Das Diplomatie-Komitee der PYD ist in der nordsyrischen Kleinstadt Tirbespiyê mit arabischen Intellektuellen und Meinungsvertretern zusammengetroffen. Der PYD-Vorsitzende Şahoz Hesen äußerte sich zum Dialog mit der syrischen Regierung. 


Auf einer Versammlung des Diplomatie-Komitees der PYD mit arabischen Intellektuellen und einflussreichen Persönlichkeiten in Tirbespiyê hat Şahoz Hesen als Ko-Vorsitzender der PYD über die jüngsten politischen Entwicklungen gesprochen. Der PYD-Politiker verwies auf die türkische Invasion in Nordostsyrien und betonte, dass dieser Angriff allen in der Region lebenden Völkern gelte.
Bereits die Geschichte des Osmanischen Reiches sei finster gewesen, sagte Hesen: „Die Erfahrungen der Türkei mit Besatzungen gehen weit in die Geschichte zurück. Die osmanische Besatzung hat jahrhundertelang Unwissenheit verbreitet. Erdoğan hat den IS unterstützt und sich sehr bemüht, um ihn zurück zu holen. Seit der Niederlage des IS bemüht er sich um eine Neuauflage des osmanischen Kalifats. Die Völker der Region haben wichtige Entwicklungen erlebt. Diese Errungenschaften sind nicht einer Partei oder einer Bevölkerungsgruppe zu verdanken, sondern unseren Tausenden Gefallenen.“
Zu den stattfindenden Gesprächen mit der syrischen Regierung und Russland erklärte Hesen: „Das Regime und Russland wollen einzig mit den Kurden in einen Dialog treten. Sie wollen den Demokratischen Syrienrat (MSD) und die Autonomieverwaltung nicht Vertretung der Völker sehen. Wir haben diesen Vorschlag abgelehnt und mitgeteilt, dass jeder Dialog mit dem Regime oder Russland mit dem MSD und der Autonomieverwaltung geführt werden muss. Unsere Einstellung ist seit Beginn der Revolution von Rojava eindeutig.
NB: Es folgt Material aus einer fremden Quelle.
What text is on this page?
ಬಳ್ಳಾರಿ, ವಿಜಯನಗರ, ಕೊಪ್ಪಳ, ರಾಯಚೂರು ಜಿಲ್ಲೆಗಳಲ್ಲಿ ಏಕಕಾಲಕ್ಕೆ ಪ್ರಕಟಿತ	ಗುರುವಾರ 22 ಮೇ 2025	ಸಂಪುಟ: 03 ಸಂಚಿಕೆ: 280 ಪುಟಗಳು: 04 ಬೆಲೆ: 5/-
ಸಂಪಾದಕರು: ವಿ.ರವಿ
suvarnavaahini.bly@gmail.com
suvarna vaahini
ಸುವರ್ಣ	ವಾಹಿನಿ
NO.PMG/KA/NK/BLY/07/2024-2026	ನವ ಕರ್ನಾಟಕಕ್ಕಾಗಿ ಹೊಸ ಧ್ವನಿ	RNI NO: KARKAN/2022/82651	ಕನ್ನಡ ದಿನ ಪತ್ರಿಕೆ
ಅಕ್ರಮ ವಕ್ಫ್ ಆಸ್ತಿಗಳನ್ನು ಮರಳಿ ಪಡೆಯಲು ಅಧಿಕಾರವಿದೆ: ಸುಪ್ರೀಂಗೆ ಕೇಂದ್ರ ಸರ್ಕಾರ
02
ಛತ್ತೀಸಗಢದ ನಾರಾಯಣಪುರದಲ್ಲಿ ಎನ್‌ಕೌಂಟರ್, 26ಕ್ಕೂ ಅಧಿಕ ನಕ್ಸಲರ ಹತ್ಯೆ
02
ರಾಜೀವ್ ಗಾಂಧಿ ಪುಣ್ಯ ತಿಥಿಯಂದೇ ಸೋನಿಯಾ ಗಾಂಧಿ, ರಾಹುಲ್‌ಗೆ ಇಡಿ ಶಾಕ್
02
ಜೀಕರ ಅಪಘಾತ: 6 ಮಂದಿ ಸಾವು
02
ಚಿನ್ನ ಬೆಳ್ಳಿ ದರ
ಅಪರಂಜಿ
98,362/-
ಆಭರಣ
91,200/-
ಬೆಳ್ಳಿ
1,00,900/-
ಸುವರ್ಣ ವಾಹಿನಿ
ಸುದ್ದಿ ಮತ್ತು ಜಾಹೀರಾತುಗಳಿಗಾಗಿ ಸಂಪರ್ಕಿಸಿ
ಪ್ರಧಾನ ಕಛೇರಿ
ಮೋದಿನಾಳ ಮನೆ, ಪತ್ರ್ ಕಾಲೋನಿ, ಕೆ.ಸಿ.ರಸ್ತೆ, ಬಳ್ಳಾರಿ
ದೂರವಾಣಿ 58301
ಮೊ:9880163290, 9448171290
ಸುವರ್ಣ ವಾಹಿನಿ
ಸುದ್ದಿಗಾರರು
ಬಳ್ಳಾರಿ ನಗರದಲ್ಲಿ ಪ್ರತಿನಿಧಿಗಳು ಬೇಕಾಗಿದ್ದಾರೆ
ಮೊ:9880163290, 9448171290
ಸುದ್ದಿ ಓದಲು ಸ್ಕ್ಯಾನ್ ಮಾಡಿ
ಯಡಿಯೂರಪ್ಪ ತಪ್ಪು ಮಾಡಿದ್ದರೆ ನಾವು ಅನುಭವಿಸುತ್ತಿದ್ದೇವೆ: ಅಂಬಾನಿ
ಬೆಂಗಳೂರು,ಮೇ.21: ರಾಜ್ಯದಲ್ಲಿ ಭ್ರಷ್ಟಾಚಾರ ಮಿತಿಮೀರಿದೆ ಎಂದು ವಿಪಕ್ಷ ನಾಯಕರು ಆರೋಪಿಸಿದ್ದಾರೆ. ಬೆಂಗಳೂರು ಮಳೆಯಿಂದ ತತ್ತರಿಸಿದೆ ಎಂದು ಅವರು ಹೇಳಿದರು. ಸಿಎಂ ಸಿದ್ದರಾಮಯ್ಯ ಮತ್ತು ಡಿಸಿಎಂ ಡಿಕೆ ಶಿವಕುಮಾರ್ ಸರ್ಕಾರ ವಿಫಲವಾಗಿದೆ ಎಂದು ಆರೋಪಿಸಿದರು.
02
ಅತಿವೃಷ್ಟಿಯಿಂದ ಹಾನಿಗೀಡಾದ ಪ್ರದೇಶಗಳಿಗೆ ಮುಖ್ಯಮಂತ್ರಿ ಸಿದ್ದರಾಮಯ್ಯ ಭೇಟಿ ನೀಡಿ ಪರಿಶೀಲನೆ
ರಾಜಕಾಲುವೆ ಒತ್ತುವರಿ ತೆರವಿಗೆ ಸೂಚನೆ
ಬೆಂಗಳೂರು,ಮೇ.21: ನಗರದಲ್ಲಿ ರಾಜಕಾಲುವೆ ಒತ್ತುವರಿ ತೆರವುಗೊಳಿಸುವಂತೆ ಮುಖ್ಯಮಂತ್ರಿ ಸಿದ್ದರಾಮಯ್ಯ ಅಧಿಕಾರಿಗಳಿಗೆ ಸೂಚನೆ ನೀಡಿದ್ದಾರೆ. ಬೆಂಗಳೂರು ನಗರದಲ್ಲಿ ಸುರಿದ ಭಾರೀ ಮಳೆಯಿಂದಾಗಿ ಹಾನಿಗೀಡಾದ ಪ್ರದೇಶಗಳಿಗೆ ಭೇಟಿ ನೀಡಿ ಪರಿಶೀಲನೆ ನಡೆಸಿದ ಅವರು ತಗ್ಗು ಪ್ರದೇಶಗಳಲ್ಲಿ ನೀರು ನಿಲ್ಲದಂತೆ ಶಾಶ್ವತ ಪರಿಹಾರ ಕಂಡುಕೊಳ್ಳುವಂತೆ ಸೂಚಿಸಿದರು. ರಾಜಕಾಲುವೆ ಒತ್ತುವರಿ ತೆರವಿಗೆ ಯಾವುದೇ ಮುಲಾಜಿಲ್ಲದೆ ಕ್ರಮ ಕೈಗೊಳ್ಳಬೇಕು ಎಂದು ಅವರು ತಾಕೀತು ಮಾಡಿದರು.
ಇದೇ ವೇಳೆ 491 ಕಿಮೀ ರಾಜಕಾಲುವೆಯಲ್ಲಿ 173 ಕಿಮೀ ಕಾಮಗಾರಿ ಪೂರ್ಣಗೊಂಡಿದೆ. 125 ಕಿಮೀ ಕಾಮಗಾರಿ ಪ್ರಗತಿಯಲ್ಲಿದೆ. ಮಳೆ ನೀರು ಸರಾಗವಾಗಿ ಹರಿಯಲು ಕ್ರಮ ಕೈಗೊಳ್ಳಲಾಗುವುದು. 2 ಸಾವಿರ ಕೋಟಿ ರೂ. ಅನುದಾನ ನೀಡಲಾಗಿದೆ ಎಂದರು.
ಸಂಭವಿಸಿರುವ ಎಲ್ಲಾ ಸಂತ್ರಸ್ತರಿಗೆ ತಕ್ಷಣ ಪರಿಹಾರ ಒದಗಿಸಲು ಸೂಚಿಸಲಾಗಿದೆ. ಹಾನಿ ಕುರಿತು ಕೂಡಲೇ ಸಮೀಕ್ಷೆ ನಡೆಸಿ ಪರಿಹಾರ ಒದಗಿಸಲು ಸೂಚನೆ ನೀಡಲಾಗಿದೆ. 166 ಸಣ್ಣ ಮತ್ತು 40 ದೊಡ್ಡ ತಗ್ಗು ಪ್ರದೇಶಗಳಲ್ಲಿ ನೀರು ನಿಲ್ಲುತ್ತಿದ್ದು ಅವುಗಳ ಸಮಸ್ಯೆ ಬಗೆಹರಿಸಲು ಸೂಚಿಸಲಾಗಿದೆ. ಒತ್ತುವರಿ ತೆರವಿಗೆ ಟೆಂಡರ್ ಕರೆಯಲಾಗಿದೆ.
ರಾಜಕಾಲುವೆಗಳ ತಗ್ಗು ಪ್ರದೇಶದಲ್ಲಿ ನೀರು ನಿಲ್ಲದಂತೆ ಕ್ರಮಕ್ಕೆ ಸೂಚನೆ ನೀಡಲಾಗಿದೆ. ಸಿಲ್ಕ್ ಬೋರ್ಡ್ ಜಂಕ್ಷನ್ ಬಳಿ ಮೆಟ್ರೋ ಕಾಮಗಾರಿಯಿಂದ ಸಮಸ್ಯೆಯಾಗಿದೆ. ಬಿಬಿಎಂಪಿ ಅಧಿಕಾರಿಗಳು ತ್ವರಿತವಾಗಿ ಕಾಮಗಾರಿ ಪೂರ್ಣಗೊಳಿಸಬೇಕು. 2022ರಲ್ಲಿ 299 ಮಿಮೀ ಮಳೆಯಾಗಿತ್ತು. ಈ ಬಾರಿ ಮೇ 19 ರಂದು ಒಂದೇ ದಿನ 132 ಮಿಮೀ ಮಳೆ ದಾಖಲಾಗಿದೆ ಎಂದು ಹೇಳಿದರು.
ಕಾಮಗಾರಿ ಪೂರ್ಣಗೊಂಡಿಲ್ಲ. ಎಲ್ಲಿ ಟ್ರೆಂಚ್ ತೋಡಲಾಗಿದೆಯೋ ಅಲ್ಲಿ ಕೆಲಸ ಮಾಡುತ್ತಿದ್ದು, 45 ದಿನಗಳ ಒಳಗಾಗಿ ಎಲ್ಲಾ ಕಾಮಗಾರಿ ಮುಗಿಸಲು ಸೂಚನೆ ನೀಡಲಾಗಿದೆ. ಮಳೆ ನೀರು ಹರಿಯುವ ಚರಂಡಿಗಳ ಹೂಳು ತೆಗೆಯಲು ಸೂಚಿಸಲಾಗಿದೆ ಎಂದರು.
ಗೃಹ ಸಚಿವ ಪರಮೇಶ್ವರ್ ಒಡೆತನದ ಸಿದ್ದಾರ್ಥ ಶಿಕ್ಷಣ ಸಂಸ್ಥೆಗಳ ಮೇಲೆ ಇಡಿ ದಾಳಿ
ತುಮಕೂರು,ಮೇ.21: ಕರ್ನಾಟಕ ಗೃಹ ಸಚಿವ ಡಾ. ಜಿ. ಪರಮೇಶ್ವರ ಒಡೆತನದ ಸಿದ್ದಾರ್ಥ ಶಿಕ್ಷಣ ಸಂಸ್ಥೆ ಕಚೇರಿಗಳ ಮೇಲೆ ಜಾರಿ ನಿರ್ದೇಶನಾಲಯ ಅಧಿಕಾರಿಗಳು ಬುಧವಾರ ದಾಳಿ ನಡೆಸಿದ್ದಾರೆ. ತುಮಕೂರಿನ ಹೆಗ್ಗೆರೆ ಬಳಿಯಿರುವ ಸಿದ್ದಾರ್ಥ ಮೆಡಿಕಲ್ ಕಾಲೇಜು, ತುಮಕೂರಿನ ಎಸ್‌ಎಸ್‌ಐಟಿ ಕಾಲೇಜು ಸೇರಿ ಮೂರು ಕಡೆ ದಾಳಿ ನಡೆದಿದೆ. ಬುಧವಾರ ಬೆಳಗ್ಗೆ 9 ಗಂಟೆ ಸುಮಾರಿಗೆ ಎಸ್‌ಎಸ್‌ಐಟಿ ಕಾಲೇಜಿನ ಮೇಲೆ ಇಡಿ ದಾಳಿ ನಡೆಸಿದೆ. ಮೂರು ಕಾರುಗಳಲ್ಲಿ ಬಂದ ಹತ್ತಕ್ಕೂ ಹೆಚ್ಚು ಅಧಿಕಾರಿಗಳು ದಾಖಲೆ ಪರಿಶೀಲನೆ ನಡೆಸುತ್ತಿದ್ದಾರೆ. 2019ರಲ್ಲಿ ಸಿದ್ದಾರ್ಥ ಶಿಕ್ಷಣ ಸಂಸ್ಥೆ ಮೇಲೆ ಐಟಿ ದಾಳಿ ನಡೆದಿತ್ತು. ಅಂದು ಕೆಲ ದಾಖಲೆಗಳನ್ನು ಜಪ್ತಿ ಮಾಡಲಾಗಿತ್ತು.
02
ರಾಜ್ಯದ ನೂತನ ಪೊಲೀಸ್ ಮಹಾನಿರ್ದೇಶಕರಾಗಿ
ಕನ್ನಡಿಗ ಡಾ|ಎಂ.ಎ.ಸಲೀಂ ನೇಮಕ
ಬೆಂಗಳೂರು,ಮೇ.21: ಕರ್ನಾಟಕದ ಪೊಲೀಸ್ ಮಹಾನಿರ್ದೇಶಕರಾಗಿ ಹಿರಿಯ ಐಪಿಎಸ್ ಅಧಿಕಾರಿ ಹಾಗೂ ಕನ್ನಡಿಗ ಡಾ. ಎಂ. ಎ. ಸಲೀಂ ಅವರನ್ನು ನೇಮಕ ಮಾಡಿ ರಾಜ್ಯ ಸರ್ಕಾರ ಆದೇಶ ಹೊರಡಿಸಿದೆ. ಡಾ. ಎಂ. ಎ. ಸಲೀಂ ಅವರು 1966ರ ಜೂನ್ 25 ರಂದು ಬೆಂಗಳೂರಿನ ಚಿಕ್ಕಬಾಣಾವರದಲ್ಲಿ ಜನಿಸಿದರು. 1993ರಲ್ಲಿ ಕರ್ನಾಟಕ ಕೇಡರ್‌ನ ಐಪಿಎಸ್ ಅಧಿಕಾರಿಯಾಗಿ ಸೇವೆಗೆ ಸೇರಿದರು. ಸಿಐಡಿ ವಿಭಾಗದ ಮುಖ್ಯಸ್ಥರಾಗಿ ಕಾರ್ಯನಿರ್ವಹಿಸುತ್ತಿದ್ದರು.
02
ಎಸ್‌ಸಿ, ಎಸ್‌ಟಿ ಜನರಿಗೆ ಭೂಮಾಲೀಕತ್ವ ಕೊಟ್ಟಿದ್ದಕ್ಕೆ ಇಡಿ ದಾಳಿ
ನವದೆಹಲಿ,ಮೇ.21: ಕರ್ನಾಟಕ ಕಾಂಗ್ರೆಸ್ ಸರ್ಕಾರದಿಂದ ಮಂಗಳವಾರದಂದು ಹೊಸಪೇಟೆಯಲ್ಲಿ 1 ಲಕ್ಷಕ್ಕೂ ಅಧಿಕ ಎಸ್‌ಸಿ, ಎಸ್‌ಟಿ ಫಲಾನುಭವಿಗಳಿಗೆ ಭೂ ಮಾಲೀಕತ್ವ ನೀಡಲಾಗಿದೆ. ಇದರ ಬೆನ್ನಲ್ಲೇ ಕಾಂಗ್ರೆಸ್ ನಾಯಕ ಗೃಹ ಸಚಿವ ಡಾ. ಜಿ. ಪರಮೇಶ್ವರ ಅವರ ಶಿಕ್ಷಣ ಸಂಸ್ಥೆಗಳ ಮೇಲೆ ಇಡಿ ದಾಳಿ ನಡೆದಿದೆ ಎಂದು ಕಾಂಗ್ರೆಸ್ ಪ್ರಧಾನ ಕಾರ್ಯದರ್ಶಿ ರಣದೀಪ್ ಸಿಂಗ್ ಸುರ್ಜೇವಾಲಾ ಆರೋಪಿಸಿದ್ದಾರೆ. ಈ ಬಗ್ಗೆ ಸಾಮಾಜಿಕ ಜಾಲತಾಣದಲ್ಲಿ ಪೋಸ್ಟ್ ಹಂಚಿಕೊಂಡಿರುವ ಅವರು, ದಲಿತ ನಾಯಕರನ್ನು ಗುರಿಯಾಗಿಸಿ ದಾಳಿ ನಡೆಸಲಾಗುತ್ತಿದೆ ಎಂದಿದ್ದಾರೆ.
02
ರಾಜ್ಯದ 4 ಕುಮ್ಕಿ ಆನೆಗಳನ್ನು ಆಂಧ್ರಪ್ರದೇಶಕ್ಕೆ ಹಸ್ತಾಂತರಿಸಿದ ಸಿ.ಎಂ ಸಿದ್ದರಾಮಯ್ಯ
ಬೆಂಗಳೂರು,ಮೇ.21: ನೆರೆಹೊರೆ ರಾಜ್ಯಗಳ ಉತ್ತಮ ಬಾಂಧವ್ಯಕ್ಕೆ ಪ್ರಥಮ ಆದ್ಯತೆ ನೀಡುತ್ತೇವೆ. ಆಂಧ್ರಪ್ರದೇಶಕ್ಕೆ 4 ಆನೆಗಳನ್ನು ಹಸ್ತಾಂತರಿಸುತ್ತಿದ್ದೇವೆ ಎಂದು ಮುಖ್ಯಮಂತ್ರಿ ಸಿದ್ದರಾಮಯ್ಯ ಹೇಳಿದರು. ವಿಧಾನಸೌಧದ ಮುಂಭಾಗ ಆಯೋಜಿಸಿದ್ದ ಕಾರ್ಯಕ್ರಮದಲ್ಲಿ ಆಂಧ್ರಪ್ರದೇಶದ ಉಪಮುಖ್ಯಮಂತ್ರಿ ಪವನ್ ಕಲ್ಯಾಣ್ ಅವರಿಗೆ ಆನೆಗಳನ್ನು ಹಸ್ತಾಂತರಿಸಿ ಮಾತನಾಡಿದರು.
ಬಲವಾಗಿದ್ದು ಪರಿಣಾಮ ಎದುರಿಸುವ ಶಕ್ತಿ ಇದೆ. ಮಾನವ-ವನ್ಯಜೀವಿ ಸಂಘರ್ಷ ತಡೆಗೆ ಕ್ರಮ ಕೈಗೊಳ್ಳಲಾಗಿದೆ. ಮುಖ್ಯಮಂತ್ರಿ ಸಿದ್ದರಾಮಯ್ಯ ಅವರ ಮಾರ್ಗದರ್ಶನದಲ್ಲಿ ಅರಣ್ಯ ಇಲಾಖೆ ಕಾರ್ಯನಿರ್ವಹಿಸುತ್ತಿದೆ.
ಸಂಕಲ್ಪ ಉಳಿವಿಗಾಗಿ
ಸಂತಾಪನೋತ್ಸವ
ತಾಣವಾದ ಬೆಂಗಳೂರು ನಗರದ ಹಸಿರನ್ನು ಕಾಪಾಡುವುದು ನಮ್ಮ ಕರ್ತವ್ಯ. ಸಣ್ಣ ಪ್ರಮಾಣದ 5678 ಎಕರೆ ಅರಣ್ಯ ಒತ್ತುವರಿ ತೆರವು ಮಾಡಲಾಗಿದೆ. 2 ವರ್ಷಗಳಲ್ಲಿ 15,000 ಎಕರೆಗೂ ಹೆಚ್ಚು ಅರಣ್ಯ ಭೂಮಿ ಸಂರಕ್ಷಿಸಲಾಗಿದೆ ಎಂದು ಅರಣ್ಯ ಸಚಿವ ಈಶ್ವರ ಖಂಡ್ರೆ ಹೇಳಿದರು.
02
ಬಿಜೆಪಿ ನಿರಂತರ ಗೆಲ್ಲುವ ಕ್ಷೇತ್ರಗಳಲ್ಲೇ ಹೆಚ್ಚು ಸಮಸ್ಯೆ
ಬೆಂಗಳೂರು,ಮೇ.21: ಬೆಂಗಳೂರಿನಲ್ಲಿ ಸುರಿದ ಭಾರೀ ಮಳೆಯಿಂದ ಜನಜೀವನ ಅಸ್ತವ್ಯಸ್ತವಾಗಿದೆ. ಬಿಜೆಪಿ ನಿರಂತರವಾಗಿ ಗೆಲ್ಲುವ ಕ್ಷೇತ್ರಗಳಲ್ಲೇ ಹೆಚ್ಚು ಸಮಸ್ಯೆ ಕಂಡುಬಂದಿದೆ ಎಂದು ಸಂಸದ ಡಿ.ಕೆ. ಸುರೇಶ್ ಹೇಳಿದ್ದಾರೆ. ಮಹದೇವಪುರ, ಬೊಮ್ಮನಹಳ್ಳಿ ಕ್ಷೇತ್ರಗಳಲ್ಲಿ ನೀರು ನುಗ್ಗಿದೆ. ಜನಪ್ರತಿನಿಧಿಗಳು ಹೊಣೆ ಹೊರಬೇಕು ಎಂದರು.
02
Unser Ziel ist die Bewahrung der territorialen Gesamtheit Syriens und die Etablierung eines demokratischen Systems im Land.“

MSD und Autonomieverwaltung
Der 2015 gegründete Demokratische Syrienrat (MSD) ist eine politische Dachorganisation, die den politischen Rahmen für die Lösung des syrischen Konflikts durch innersyrische Gespräche und diplomatische Arbeit bildet. Im MSD sind Vertreter*innen politischer Parteien, der Zivilgesellschaft, der Autonomieverwaltung und Einzelpersonen. Während die Autonomieverwaltung über gewählte Organe für die Verwaltung der sieben Regionen in Nord- und Ostsyrien verantwortlich ist, vertritt der MSD die politischen Parteien und die Zivilgesellschaft. Er ist darauf ausgerichtet, ganz Syrien zu einer föderalen, demokratischen, geschlechtergleichberechtigten und multikulturellen politischen Einheit zu vereinen.